Dans quelques jours, les 4 et 5 octobre prochains, la France accueillera le XIXe Sommet de la Francophonie, réunissant les 88 États et gouvernements membres et observateurs de l’Organisation internationale de la Francophonie (OIF).

Les autorités françaises convient la planète francophone autour du thème « Créer, innover, entreprendre en français ».

Les jours précédents et suivants sont aussi l’occasion pour la société civile francophone de se réunir et de tenter d’influencer les travaux et les prises de décision. La société civile de la Francophonie, c’est 128 ONG qui tissent des liens sur une base volontaire, souvent avec peu de moyens, et qui représentent vraiment la vitalité de la Francophonie et la solidarité des peuples ayant l’usage de la langue française en partage.

Créer, innover, entreprendre en français

Cette année, l’OIF et la présidence française ont priorisé l’éducation, la culture, le numérique et l’information. Le Sommet sera également l’occasion de réunir plus de 1500 acteurs économiques de plus de 100 pays dans un grand salon des innovations en français. Des partages d’expériences et d’initiatives témoigneront des ambitions et des réalisations de la communauté internationale sur l’intelligence artificielle, la cybersécurité, la transition énergétique, la logistique, la sécurité alimentaire et le financement de l’innovation. Il ne fait aucun doute que la solidarité francophone peut apporter sa contribution, même modeste, à ses nouveaux défis du monde moderne.

Par le passé, plusieurs Sommets ont conduit à de grandes réalisations et à des actions structurantes sur la scène internationale.
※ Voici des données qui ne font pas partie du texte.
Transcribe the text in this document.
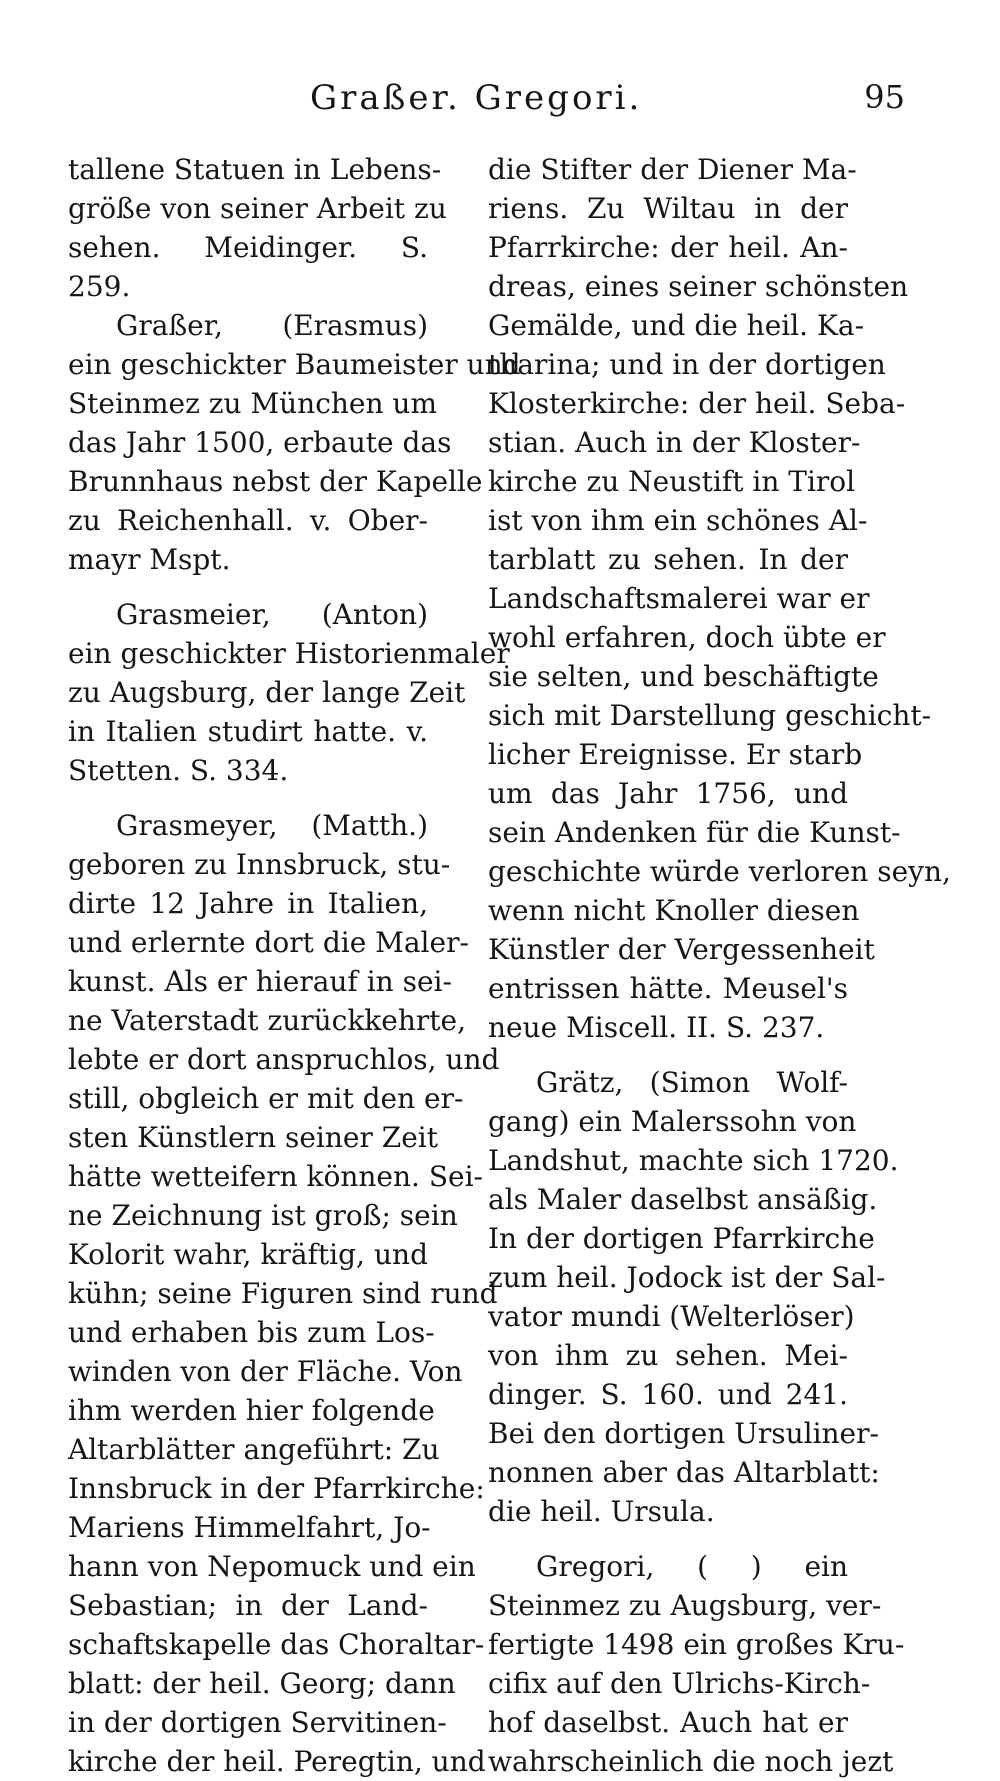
Graßer. Gregori.	95
tallene Statuen in Lebens-
größe von seiner Arbeit zu
sehen. Meidinger. S.
259.
Graßer, (Erasmus)
ein geschickter Baumeister und
Steinmez zu München um
das Jahr 1500, erbaute das
Brunnhaus nebst der Kapelle
zu Reichenhall. v. Ober-
mayr Mspt.
Grasmeier, (Anton)
ein geschickter Historienmaler
zu Augsburg, der lange Zeit
in Italien studirt hatte. v.
Stetten. S. 334.
Grasmeyer, (Matth.)
geboren zu Innsbruck, stu-
dirte 12 Jahre in Italien,
und erlernte dort die Maler-
kunst. Als er hierauf in sei-
ne Vaterstadt zurückkehrte,
lebte er dort anspruchlos, und
still, obgleich er mit den er-
sten Künstlern seiner Zeit
hätte wetteifern können. Sei-
ne Zeichnung ist groß; sein
Kolorit wahr, kräftig, und
kühn; seine Figuren sind rund
und erhaben bis zum Los-
winden von der Fläche. Von
ihm werden hier folgende
Altarblätter angeführt: Zu
Innsbruck in der Pfarrkirche:
Mariens Himmelfahrt, Jo-
hann von Nepomuck und ein
Sebastian; in der Land-
schaftskapelle das Choraltar-
blatt: der heil. Georg; dann
in der dortigen Servitinen-
kirche der heil. Peregtin, und
die Stifter der Diener Ma-
riens. Zu Wiltau in der
Pfarrkirche: der heil. An-
dreas, eines seiner schönsten
Gemälde, und die heil. Ka-
tharina; und in der dortigen
Klosterkirche: der heil. Seba-
stian. Auch in der Kloster-
kirche zu Neustift in Tirol
ist von ihm ein schönes Al-
tarblatt zu sehen. In der
Landschaftsmalerei war er
wohl erfahren, doch übte er
sie selten, und beschäftigte
sich mit Darstellung geschicht-
licher Ereignisse. Er starb
um das Jahr 1756, und
sein Andenken für die Kunst-
geschichte würde verloren seyn,
wenn nicht Knoller diesen
Künstler der Vergessenheit
entrissen hätte. Meusel's
neue Miscell. II. S. 237.
Grätz, (Simon Wolf-
gang) ein Malerssohn von
Landshut, machte sich 1720.
als Maler daselbst ansäßig.
In der dortigen Pfarrkirche
zum heil. Jodock ist der Sal-
vator mundi (Welterlöser)
von ihm zu sehen. Mei-
dinger. S. 160. und 241.
Bei den dortigen Ursuliner-
nonnen aber das Altarblatt:
die heil. Ursula.
Gregori, ( ) ein
Steinmez zu Augsburg, ver-
fertigte 1498 ein großes Kru-
cifix auf den Ulrichs-Kirch-
hof daselbst. Auch hat er
wahrscheinlich die noch jezt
En 1987, le Sommet de Québec a permis la création des Jeux de la Francophonie ainsi que de l’Institut de la Francophonie pour le développement durable (IFDD).

Au tournant des années 2000, lors des Sommets de Moncton (1999), Beyrouth (2002), Ouagadougou (2004) et Bucarest (2006), la diversité culturelle et linguistique fut au centre des discussions. Ces efforts ont permis l’adoption de la convention de 2005 de l’UNESCO sur la protection et la promotion de la diversité des expressions culturelles, une des plus grandes victoires de la diplomatie québécoise.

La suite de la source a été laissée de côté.